Zaproponowałam Irenie zamknąć oczy, rozluźnić się na kilka minut i „przejrzeć” całe swoje ciało w poszukiwaniu specyficznych odczuć. Poprosiłam wybrać spośród różnych pojawiających się w tej chwili jedno takie odczucie, które by pociągało ją najbardziej. Po chwili namysłu Irena skupiła się na wrażeniu, że ma rozrastający się brzuch. Zaraz po tym oświadczyła, że ostatnio rzeczywiście przytyła i, co najciekawsze, tylko w obszarze brzucha, w innych częściach ciała jej prawie nie przybyło. Poprosiłam Irenę, aby ponownie zamknęła oczy i spróbowała lepiej skontaktować się z tym odczuciem, trochę go wzmocnić, poszerzając go w wyobraźni na inne obszary ciała. Po chwili zapytałam, jak to się rozwija. Irena odpowiedziała, że czuje się jakby była w grubym kombinezonie, zapinanym na suwak. Od razu dodała: „To pewnie jakiś rodzaj ochrony. Ale ja nie chce być w tym kombinezonie, ja chce z niego wyjść!”

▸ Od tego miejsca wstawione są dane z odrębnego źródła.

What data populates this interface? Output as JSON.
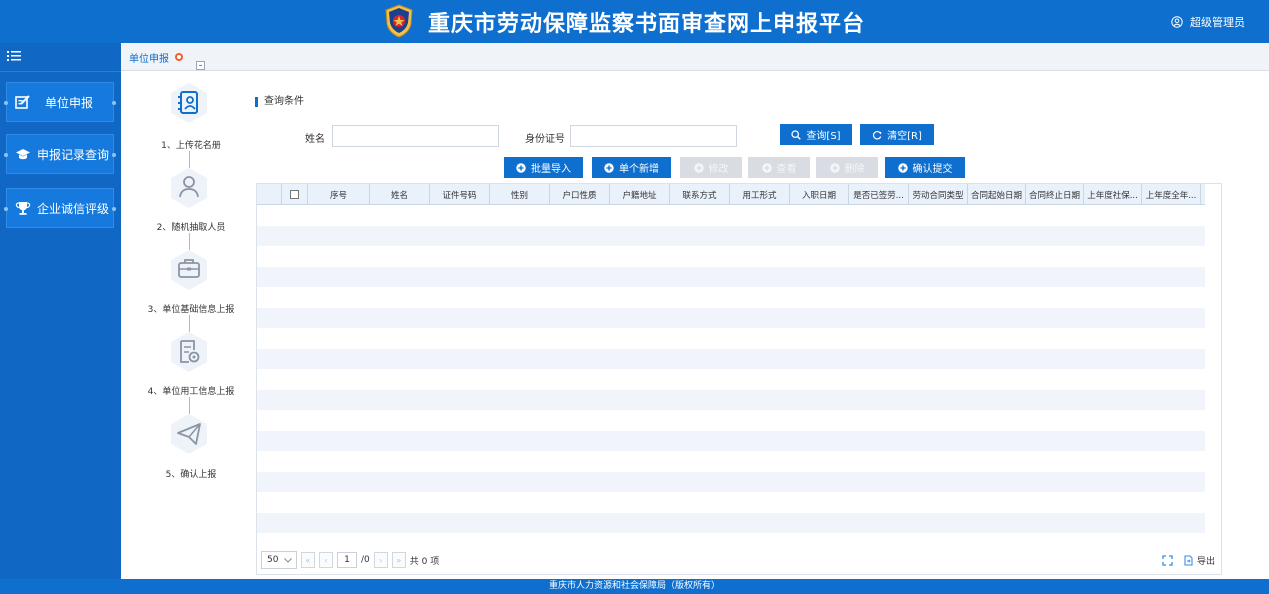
{
  "header": {
    "title": "重庆市劳动保障监察书面审查网上申报平台",
    "user": "超级管理员"
  },
  "sidebar": {
    "items": [
      {
        "label": "单位申报",
        "icon": "edit-icon"
      },
      {
        "label": "申报记录查询",
        "icon": "graduation-cap-icon"
      },
      {
        "label": "企业诚信评级",
        "icon": "trophy-icon"
      }
    ]
  },
  "tabs": [
    {
      "label": "单位申报"
    }
  ],
  "steps": [
    {
      "label": "1、上传花名册",
      "icon": "contacts-book-icon"
    },
    {
      "label": "2、随机抽取人员",
      "icon": "user-icon"
    },
    {
      "label": "3、单位基础信息上报",
      "icon": "briefcase-icon"
    },
    {
      "label": "4、单位用工信息上报",
      "icon": "document-settings-icon"
    },
    {
      "label": "5、确认上报",
      "icon": "paper-plane-icon"
    }
  ],
  "query": {
    "title": "查询条件",
    "name_label": "姓名",
    "name_value": "",
    "id_label": "身份证号",
    "id_value": "",
    "search_button": "查询[S]",
    "clear_button": "清空[R]"
  },
  "toolbar": {
    "batch_import": "批量导入",
    "add_single": "单个新增",
    "edit": "修改",
    "view": "查看",
    "delete": "删除",
    "confirm_submit": "确认提交"
  },
  "table": {
    "columns": [
      "序号",
      "姓名",
      "证件号码",
      "性别",
      "户口性质",
      "户籍地址",
      "联系方式",
      "用工形式",
      "入职日期",
      "是否已签劳...",
      "劳动合同类型",
      "合同起始日期",
      "合同终止日期",
      "上年度社保...",
      "上年度全年..."
    ],
    "rows": []
  },
  "pager": {
    "page_size": "50",
    "current_page": "1",
    "total_pages": "/0",
    "total_text": "共 0 项",
    "export_label": "导出"
  },
  "footer": {
    "text": "重庆市人力资源和社会保障局（版权所有）"
  },
  "colors": {
    "primary": "#0e6fcf",
    "sidebar": "#1067c4",
    "disabled": "#d9dde3",
    "grid_header": "#e9f1fb"
  }
}
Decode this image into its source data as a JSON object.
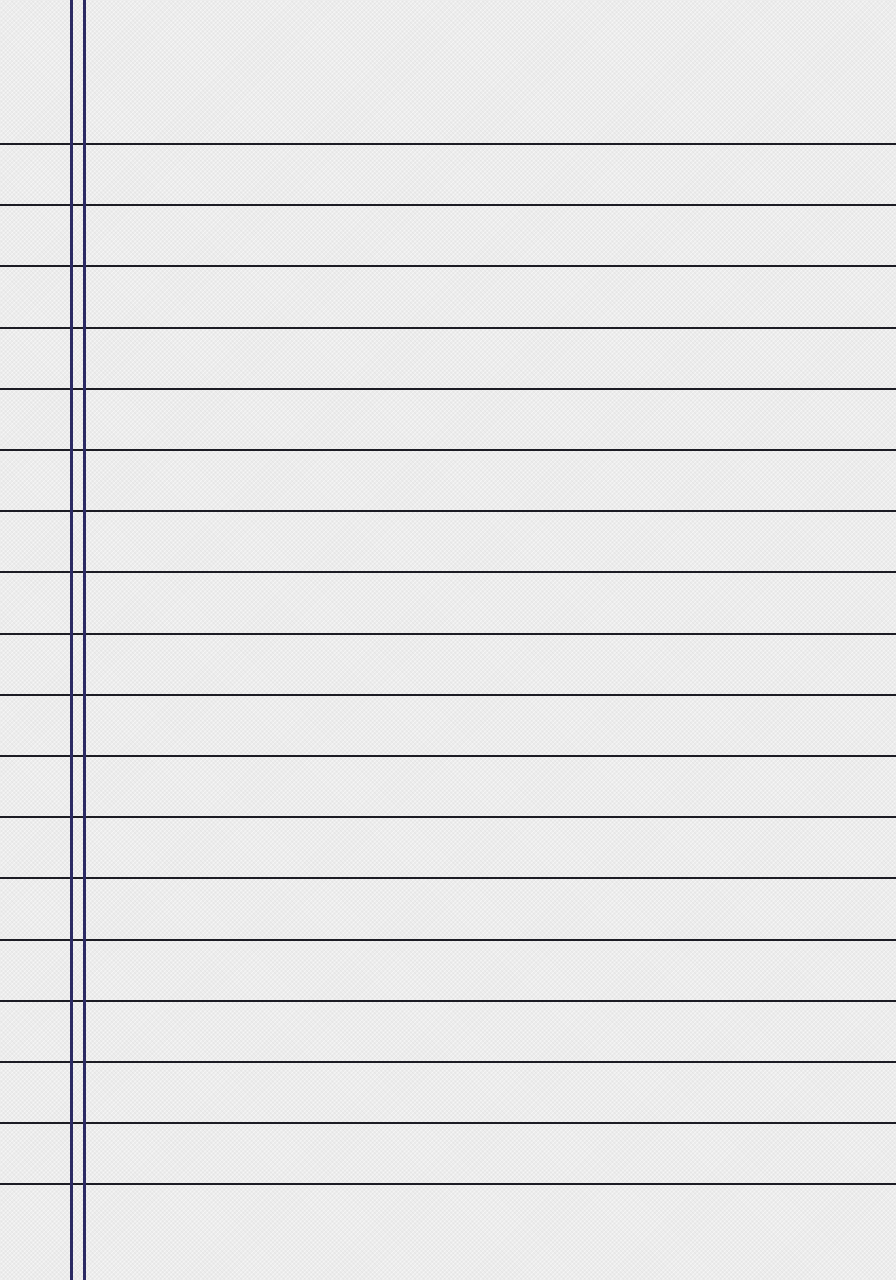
{
  "paper": {
    "style": "ruled notebook page",
    "ruled_line_count": 18,
    "margin_line_count": 2,
    "colors": {
      "background": "#ececec",
      "rule_line": "#1c1c24",
      "margin_line": "#2b2a63"
    }
  }
}
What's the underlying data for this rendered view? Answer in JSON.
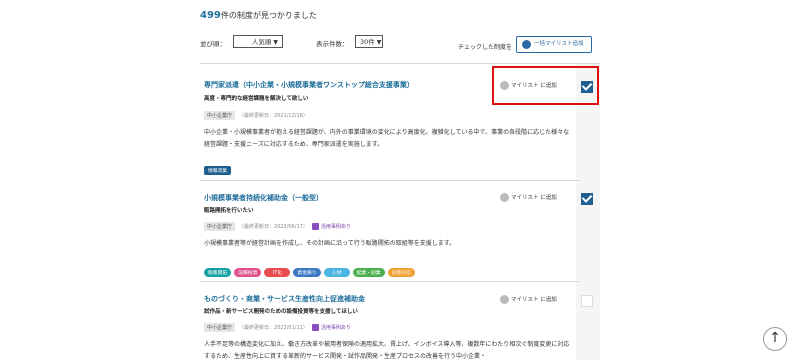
{
  "results": {
    "count": "499",
    "suffix": "件の制度が見つかりました"
  },
  "controls": {
    "sort_label": "並び順：",
    "sort_value": "人気順",
    "per_page_label": "表示件数：",
    "per_page_value": "30件",
    "checked_label": "チェックした制度を",
    "bulk_add_label": "一括マイリスト追加"
  },
  "mylist_add_label": "マイリスト に追加",
  "colors": {
    "link": "#1f6f9c",
    "check": "#1f5f8f",
    "highlight": "#e01010"
  },
  "items": [
    {
      "title": "専門家派遣（中小企業・小規模事業者ワンストップ総合支援事業）",
      "subtitle": "高度・専門的な経営課題を解決して欲しい",
      "agency": "中小企業庁",
      "updated": "（最終更新日：2021/12/16）",
      "example": "",
      "desc": "中小企業・小規模事業者が抱える経営課題が、内外の事業環境の変化により高度化、複雑化している中で、事業の各段階に応じた様々な経営課題・支援ニーズに対応するため、専門家派遣を実施します。",
      "tags": [
        {
          "label": "情報収集",
          "color": "#1f5f8f"
        }
      ],
      "checked": true
    },
    {
      "title": "小規模事業者持続化補助金（一般型）",
      "subtitle": "販路開拓を行いたい",
      "agency": "中小企業庁",
      "updated": "（最終更新日：2022/06/17）",
      "example": "活用事例あり",
      "desc": "小規模事業者等が経営計画を作成し、その計画に沿って行う販路開拓の取組等を支援します。",
      "tags": [
        {
          "label": "販路開拓",
          "color": "#17a2a2"
        },
        {
          "label": "設備投資",
          "color": "#e0508a"
        },
        {
          "label": "IT化",
          "color": "#e84c4c"
        },
        {
          "label": "資金繰り",
          "color": "#3a78c4"
        },
        {
          "label": "人材",
          "color": "#4ab5e0"
        },
        {
          "label": "起業・創業",
          "color": "#4caf50"
        },
        {
          "label": "災害対応",
          "color": "#f0a030"
        }
      ],
      "checked": true
    },
    {
      "title": "ものづくり・商業・サービス生産性向上促進補助金",
      "subtitle": "試作品・新サービス開発のための設備投資等を支援してほしい",
      "agency": "中小企業庁",
      "updated": "（最終更新日：2022/01/11）",
      "example": "活用事例あり",
      "desc": "人手不足等の構造変化に加え、働き方改革や被用者保険の適用拡大、賃上げ、インボイス導入等、複数年にわたり相次ぐ制度変更に対応するため、生産性向上に資する革新的サービス開発・試作品開発・生産プロセスの改善を行う中小企業・",
      "tags": [],
      "checked": false
    }
  ]
}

Odpowiedziałam, że rozumiem jej uczucia, ale odparłam, że jeżeli ona chce naprawdę z niego wyjść, najpierw potrzebuje lepiej rozpoznać to, co jest związane z byciem w kombinezonie. Poprosiłam Irenę, aby ona pokazała mnie, jak porusza się postać w takim kombinezonie i jak się czuje. Irena zaczęła się poruszać: przyjęła postawę ugruntowaną, na rozstawionych nogach, poruszała się wolno i pewnie, energicznie i szeroko poruszała też rękami. Zapytałam ją, jak to jest, być kimś takim, jak się czuje w tej roli. Bez namysłu odpowiedziała: „Bardzo fajnie, ponieważ jestem groźna i czuję się pewnie, ta postać przypomina mi wojownika”. Zauważyłam, że Irenka zrobiła się smutna i zapytałam ją, co się dzieje. Odpowiedziała: „Mimo, że udaję silną w życiu, nie czuje się do końca bezpiecznie, co tez ma swoja historię (była kiedyś zgwałcona). Sądziłam, że już uporałam się z tym wewnętrznie, od kilku lat jestem w małżeństwie, a teraz dopiero sobie uświadomiłam, jak głęboko mam w sobie ślady po tym urazie i jeszcze sobie nie poradziłam z tym”. Powiedziała dalej, ze będąc teraz w trakcie sesji tym wojownikiem czuła się lepiej i pewniej, a jednak nie bardzo by chciała być takim wojownikiem, to się kłóciło z jej kobiecością. Wtedy stwierdziłam, że skoro tak się czuje, nie dotarłyśmy jeszcze do esencji jej doświadczenia i zaproponowałam Irenie ponownie zająć miejsce wojownika, aby zobaczyć, co jeszcze jest charakterystycznego i dobrego w byciu takim wojownikiem. Kiedy zaczęła znowu poruszać się i chodzić jak wojownik, stwierdziła, że istotą jest poczucie wolności. Poprosiłam ja, aby podążała dalej za tym odczuciem. Zauważyłam, że wchodząc w kontakt z jakością wolności Irenka zaczęła spontanicznie poruszać nieco inaczej, z coraz większą lekkością, ręce zaczęły się unosić w górę jak w tańcu. Zwróciłam jej uwagę na tę zmianę, Irenka była zachwycona: „Właśnie o to mi chodziło, to wspaniałe uczucie – moc, wolność i piękno w harmonii ze sobą!”. Zaproponowałam wtedy Irence żeby jeszcze pozostała w tym doświadczeniu. Sama zaś weszłam w jej poprzednią rolę i z tego miejsca się odezwałam: „Ty jesteś taka piękna, wolna i silna, poradź mi, mam problem - nie mogę uporać się ze sprawami ze swojej przeszłości, to powoduje, że mam problemy w relacji z moim partnerem”.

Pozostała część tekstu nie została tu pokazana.